Scanpy handled preprocessing, clustering, and marker detection
rank_genes_groups produced cluster-wise differential signals
GSEApy turned those gene-level results into pathway-level interpretation
preranked GSEA used the full ranking
over-representation analysis used a filtered marker list

For exploratory single-cell work, this is a strong default pattern because it is simple, scalable, and easy to adapt to your own datasets.

FAQ

1. Should I use preranked GSEA or over-representation analysis?

Use preranked GSEA when you want to keep information from the full gene ranking. Use over-representation analysis when you want a fast, simple summary based on a cutoff-selected marker list. In single-cell tutorials, it is common to run both and compare them.

2. Why do my pathway results look noisy or overly significant?

This often happens because single-cell differential expression can treat cells as independent observations.
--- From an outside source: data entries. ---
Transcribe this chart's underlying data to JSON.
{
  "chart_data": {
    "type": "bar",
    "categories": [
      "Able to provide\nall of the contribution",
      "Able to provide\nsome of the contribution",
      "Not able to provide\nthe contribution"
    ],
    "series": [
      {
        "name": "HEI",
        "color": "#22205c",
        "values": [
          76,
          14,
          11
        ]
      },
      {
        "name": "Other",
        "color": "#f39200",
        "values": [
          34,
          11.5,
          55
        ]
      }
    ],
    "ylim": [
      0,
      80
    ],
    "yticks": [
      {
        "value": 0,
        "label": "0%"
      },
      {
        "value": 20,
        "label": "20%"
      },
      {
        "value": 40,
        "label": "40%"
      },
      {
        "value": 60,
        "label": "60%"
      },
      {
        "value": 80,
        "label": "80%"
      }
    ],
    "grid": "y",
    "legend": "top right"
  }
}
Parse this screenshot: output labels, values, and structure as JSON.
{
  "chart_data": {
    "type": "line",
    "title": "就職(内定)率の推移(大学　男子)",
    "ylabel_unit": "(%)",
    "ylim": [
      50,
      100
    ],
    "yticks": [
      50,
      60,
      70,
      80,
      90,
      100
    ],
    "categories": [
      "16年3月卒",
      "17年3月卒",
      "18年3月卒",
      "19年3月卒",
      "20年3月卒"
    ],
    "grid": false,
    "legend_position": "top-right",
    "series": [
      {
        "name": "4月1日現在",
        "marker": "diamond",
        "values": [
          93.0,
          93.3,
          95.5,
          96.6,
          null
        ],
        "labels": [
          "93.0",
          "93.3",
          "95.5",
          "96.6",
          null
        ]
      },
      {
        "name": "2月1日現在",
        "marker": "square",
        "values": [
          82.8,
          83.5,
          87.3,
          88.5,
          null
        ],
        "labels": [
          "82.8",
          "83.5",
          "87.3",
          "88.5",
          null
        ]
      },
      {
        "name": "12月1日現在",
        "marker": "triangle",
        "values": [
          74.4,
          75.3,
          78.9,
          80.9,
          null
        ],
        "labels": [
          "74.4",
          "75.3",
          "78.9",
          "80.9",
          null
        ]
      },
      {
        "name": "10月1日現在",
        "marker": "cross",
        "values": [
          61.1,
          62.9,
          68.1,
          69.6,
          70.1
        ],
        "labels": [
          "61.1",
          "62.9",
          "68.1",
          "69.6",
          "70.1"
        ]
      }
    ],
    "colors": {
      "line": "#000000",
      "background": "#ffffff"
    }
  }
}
That is useful for exploratory marker discovery, but it can overstate significance. For stronger inferential analyses across biological replicates, move to sample-aware or pseudobulk strategies.

3. Why are some expected pathways missing?

Common reasons are:
– gene identifiers do not match the pathway library
– gene symbols are not uppercase
– the cluster has weak or diffuse marker structure
– the selected gene set library is not a good fit for your biology
– the filtering thresholds are too strict

A good first fix is to verify gene naming, try a different library family, and compare preranked GSEA with marker-list enrichment.